The second wave of therapies also has the added difficulty of focusing so much on the effectiveness of the therapies while neglecting the study of their causes. notor it is well known which parts of the process are producing exactly positive change. Finally, to generalize the results of this therapy to the usual context of the patient’s life and to maintain them is complicated, and problems such as relapses appear with a certain frequency.
These problems have led to the relatively recent birth of new therapies that they try to report in a renewed perspective; this is the third wave of behavioral therapy.
Third wave: third generation therapies
This is the latest wave of behavior modification therapy. They are considered to belong to these third generation therapies those developed from the point of view of the need to establish a more contextualized and holistic approach of the person, taking into account not only the symptoms and problems of the subject but the improvement of the vital situation and the connection with the environment, as well as the generation of a real and permanent change of the individual which allows the final overcoming of discomfort.
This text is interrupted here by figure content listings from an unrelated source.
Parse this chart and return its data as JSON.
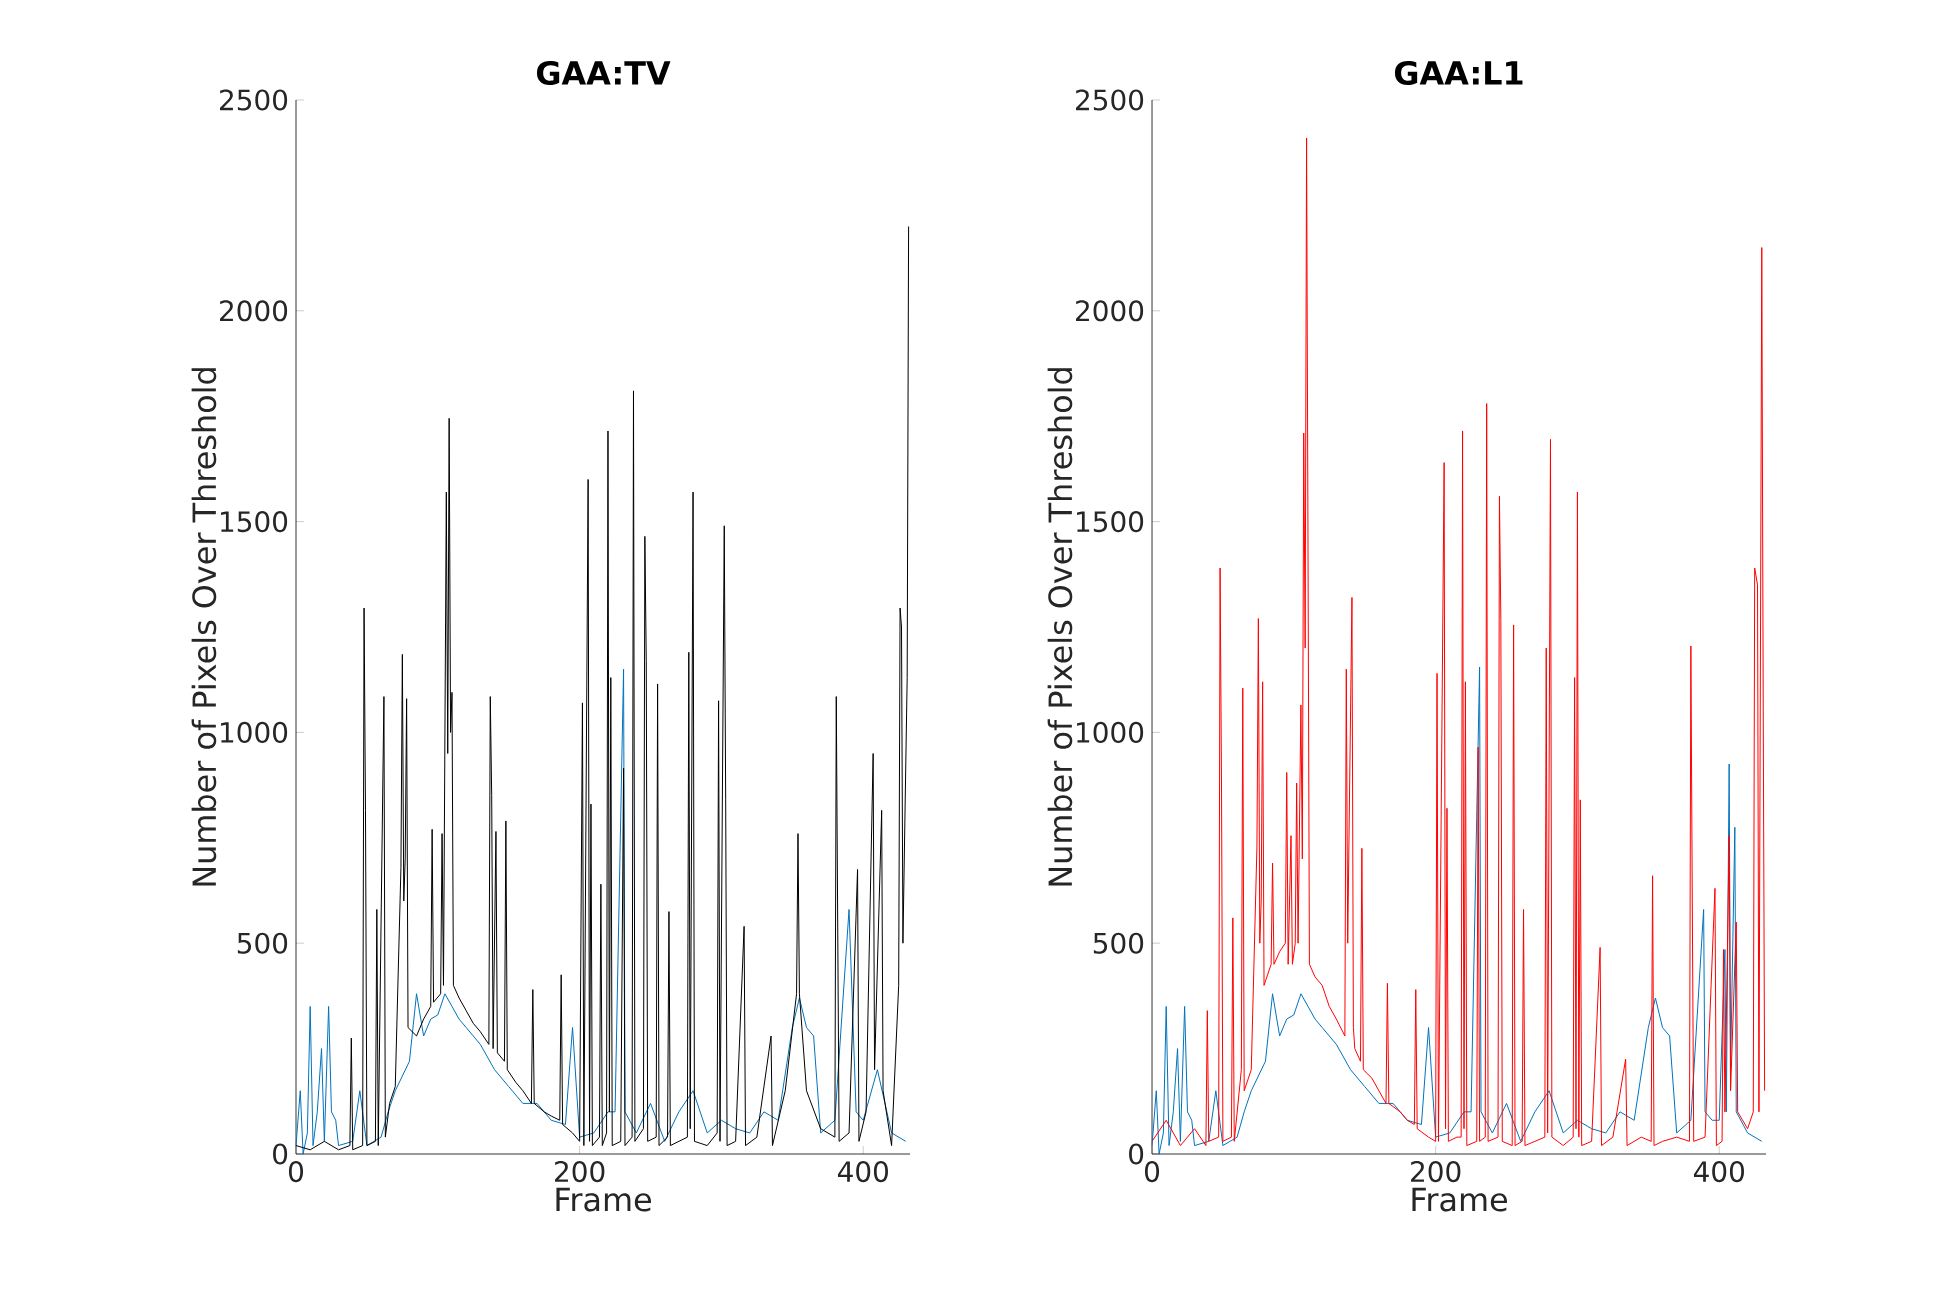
{
  "chart_data": [
    {
      "type": "line",
      "title": "GAA:TV",
      "xlabel": "Frame",
      "ylabel": "Number of Pixels Over Threshold",
      "xlim": [
        0,
        433
      ],
      "ylim": [
        0,
        2500
      ],
      "xticks": [
        0,
        200,
        400
      ],
      "yticks": [
        0,
        500,
        1000,
        1500,
        2000,
        2500
      ],
      "series": [
        {
          "color": "#0072bd",
          "x": [
            0,
            3,
            5,
            8,
            10,
            12,
            15,
            18,
            20,
            23,
            25,
            28,
            30,
            40,
            45,
            50,
            60,
            65,
            70,
            80,
            85,
            90,
            95,
            100,
            105,
            110,
            115,
            120,
            130,
            140,
            150,
            160,
            170,
            180,
            190,
            195,
            200,
            210,
            220,
            225,
            231,
            232,
            240,
            250,
            260,
            270,
            280,
            290,
            300,
            310,
            320,
            330,
            340,
            350,
            355,
            360,
            365,
            370,
            380,
            390,
            395,
            400,
            410,
            420,
            430
          ],
          "values": [
            20,
            150,
            0,
            50,
            350,
            20,
            100,
            250,
            30,
            350,
            100,
            80,
            20,
            30,
            150,
            20,
            40,
            100,
            150,
            220,
            380,
            280,
            320,
            330,
            380,
            350,
            320,
            300,
            260,
            200,
            160,
            120,
            120,
            80,
            70,
            300,
            40,
            50,
            100,
            100,
            1150,
            100,
            50,
            120,
            30,
            100,
            150,
            50,
            80,
            60,
            50,
            100,
            80,
            300,
            370,
            300,
            280,
            50,
            80,
            580,
            100,
            80,
            200,
            50,
            30
          ]
        },
        {
          "color": "#000000",
          "x": [
            0,
            10,
            20,
            30,
            38,
            39,
            40,
            47,
            48,
            49,
            50,
            56,
            57,
            58,
            62,
            63,
            66,
            70,
            74,
            75,
            76,
            77,
            78,
            79,
            85,
            90,
            95,
            96,
            97,
            102,
            103,
            104,
            106,
            107,
            108,
            109,
            110,
            111,
            115,
            120,
            125,
            130,
            136,
            137,
            138,
            139,
            141,
            142,
            147,
            148,
            149,
            155,
            160,
            166,
            167,
            168,
            175,
            180,
            186,
            187,
            188,
            195,
            200,
            202,
            203,
            206,
            207,
            208,
            209,
            214,
            215,
            216,
            219,
            220,
            221,
            222,
            223,
            229,
            231,
            232,
            237,
            238,
            239,
            245,
            246,
            247,
            248,
            254,
            255,
            256,
            262,
            263,
            264,
            270,
            276,
            277,
            278,
            280,
            281,
            290,
            297,
            298,
            299,
            302,
            303,
            304,
            310,
            316,
            317,
            325,
            335,
            336,
            345,
            353,
            354,
            355,
            360,
            370,
            380,
            381,
            382,
            383,
            390,
            396,
            397,
            402,
            407,
            408,
            413,
            414,
            420,
            425,
            426,
            427,
            428,
            431,
            432
          ],
          "values": [
            20,
            10,
            30,
            10,
            20,
            275,
            10,
            20,
            1295,
            815,
            20,
            30,
            580,
            20,
            1085,
            40,
            120,
            160,
            680,
            1185,
            600,
            700,
            1080,
            300,
            280,
            320,
            350,
            770,
            360,
            380,
            760,
            400,
            1570,
            950,
            1745,
            1000,
            1095,
            400,
            370,
            340,
            310,
            290,
            260,
            1085,
            850,
            250,
            765,
            240,
            220,
            790,
            200,
            170,
            150,
            120,
            390,
            120,
            100,
            90,
            80,
            425,
            70,
            50,
            30,
            1070,
            20,
            1600,
            30,
            830,
            20,
            40,
            640,
            20,
            50,
            1715,
            100,
            1130,
            20,
            30,
            915,
            20,
            40,
            1810,
            30,
            60,
            1465,
            1170,
            30,
            40,
            1115,
            20,
            40,
            575,
            20,
            30,
            40,
            1190,
            60,
            1570,
            30,
            20,
            50,
            1075,
            30,
            1490,
            840,
            20,
            30,
            540,
            20,
            40,
            280,
            20,
            150,
            380,
            760,
            380,
            150,
            60,
            40,
            1085,
            550,
            30,
            50,
            675,
            30,
            100,
            950,
            200,
            815,
            150,
            20,
            400,
            1295,
            1250,
            500,
            1130,
            2200
          ]
        }
      ]
    },
    {
      "type": "line",
      "title": "GAA:L1",
      "xlabel": "Frame",
      "ylabel": "Number of Pixels Over Threshold",
      "xlim": [
        0,
        433
      ],
      "ylim": [
        0,
        2500
      ],
      "xticks": [
        0,
        200,
        400
      ],
      "yticks": [
        0,
        500,
        1000,
        1500,
        2000,
        2500
      ],
      "series": [
        {
          "color": "#0072bd",
          "x": [
            0,
            3,
            5,
            8,
            10,
            12,
            15,
            18,
            20,
            23,
            25,
            28,
            30,
            40,
            45,
            50,
            60,
            65,
            70,
            80,
            85,
            90,
            95,
            100,
            105,
            110,
            115,
            120,
            130,
            140,
            150,
            160,
            170,
            180,
            190,
            195,
            200,
            210,
            220,
            225,
            231,
            232,
            240,
            250,
            260,
            270,
            280,
            290,
            300,
            310,
            320,
            330,
            340,
            350,
            355,
            360,
            365,
            370,
            380,
            389,
            390,
            395,
            400,
            404,
            405,
            407,
            408,
            411,
            412,
            420,
            430
          ],
          "values": [
            20,
            150,
            0,
            50,
            350,
            20,
            100,
            250,
            30,
            350,
            100,
            80,
            20,
            30,
            150,
            20,
            40,
            100,
            150,
            220,
            380,
            280,
            320,
            330,
            380,
            350,
            320,
            300,
            260,
            200,
            160,
            120,
            120,
            80,
            70,
            300,
            40,
            50,
            100,
            100,
            1155,
            100,
            50,
            120,
            30,
            100,
            150,
            50,
            80,
            60,
            50,
            100,
            80,
            300,
            370,
            300,
            280,
            50,
            80,
            580,
            100,
            80,
            80,
            485,
            100,
            925,
            200,
            775,
            100,
            50,
            30
          ]
        },
        {
          "color": "#ff0000",
          "x": [
            0,
            10,
            20,
            30,
            38,
            39,
            40,
            47,
            48,
            49,
            50,
            56,
            57,
            58,
            63,
            64,
            65,
            70,
            74,
            75,
            76,
            77,
            78,
            79,
            84,
            85,
            86,
            90,
            94,
            95,
            96,
            98,
            99,
            101,
            102,
            103,
            105,
            106,
            107,
            108,
            109,
            110,
            111,
            115,
            120,
            125,
            130,
            136,
            137,
            138,
            141,
            142,
            143,
            147,
            148,
            149,
            155,
            160,
            165,
            166,
            167,
            175,
            180,
            185,
            186,
            187,
            195,
            200,
            201,
            202,
            206,
            207,
            208,
            209,
            215,
            218,
            219,
            220,
            221,
            222,
            229,
            230,
            231,
            235,
            236,
            237,
            244,
            245,
            246,
            247,
            254,
            255,
            256,
            261,
            262,
            263,
            270,
            277,
            278,
            279,
            281,
            282,
            290,
            297,
            298,
            299,
            300,
            301,
            302,
            303,
            310,
            316,
            317,
            325,
            334,
            335,
            345,
            352,
            353,
            354,
            360,
            370,
            379,
            380,
            381,
            382,
            390,
            397,
            398,
            402,
            403,
            404,
            407,
            408,
            412,
            413,
            420,
            424,
            425,
            427,
            428,
            430,
            431,
            432
          ],
          "values": [
            30,
            80,
            20,
            60,
            20,
            340,
            30,
            40,
            1390,
            880,
            30,
            40,
            560,
            30,
            200,
            1105,
            150,
            200,
            730,
            1270,
            500,
            600,
            1120,
            400,
            450,
            690,
            450,
            480,
            500,
            905,
            450,
            755,
            450,
            500,
            880,
            500,
            1065,
            700,
            1710,
            1200,
            2410,
            1440,
            450,
            420,
            400,
            350,
            320,
            280,
            1150,
            500,
            1320,
            300,
            250,
            220,
            725,
            200,
            180,
            150,
            120,
            405,
            120,
            100,
            80,
            70,
            390,
            60,
            40,
            30,
            1140,
            30,
            1640,
            60,
            820,
            30,
            40,
            40,
            1715,
            60,
            1120,
            20,
            30,
            965,
            30,
            40,
            1780,
            30,
            40,
            1560,
            1265,
            30,
            20,
            1255,
            20,
            30,
            580,
            20,
            30,
            40,
            1200,
            50,
            1695,
            40,
            20,
            40,
            1130,
            60,
            1570,
            40,
            840,
            20,
            30,
            490,
            20,
            40,
            225,
            20,
            40,
            30,
            660,
            20,
            30,
            40,
            30,
            1205,
            600,
            30,
            40,
            630,
            20,
            30,
            485,
            100,
            755,
            150,
            550,
            100,
            60,
            100,
            1390,
            1350,
            100,
            2150,
            1080,
            150
          ]
        }
      ]
    }
  ]
}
This type of behavioral therapy takes into account psychological problems they are largely due to the socio-cultural and communicative context of the individual, And whether a given behavior is considered normal or aberrant. More than in the fight against symptomatology, therapy should focus on reorienting and refocusing the individual’s attention towards goals and values important to him, improving the person’s psychosocial adjustment.
A context-focused therapeutic perspective
From the third generation therapies, a change at a deep level is sought, Deepen the heart of the person and less in the specific situation of the problem, which helps to make the changes produced more permanent and meaningful. The third wave also focuses on better understanding and legitimizing symptoms. Likewise, the goal ceases to be to avoid the discomfort or negative thoughts of each of them to move forward to help the subject vary the type of relationship and vision he has of himself and of the problem.
Another element to note is the importance given to the therapist-patient relationship, considered capable of producing on its own changes in the subject’s situation. Through communication between the two, he seeks to change the functionality of the patient’s or client’s behavior, producing changes at a deep level.
In this third wave we find therapies such as Analytical-Functional Psychotherapy, Dialectical Behavior Therapy, or Acceptance and Commitment Therapy. Mindfulness is also very relevant in this wave of therapy, but not as a type of therapy per se, but as a tool.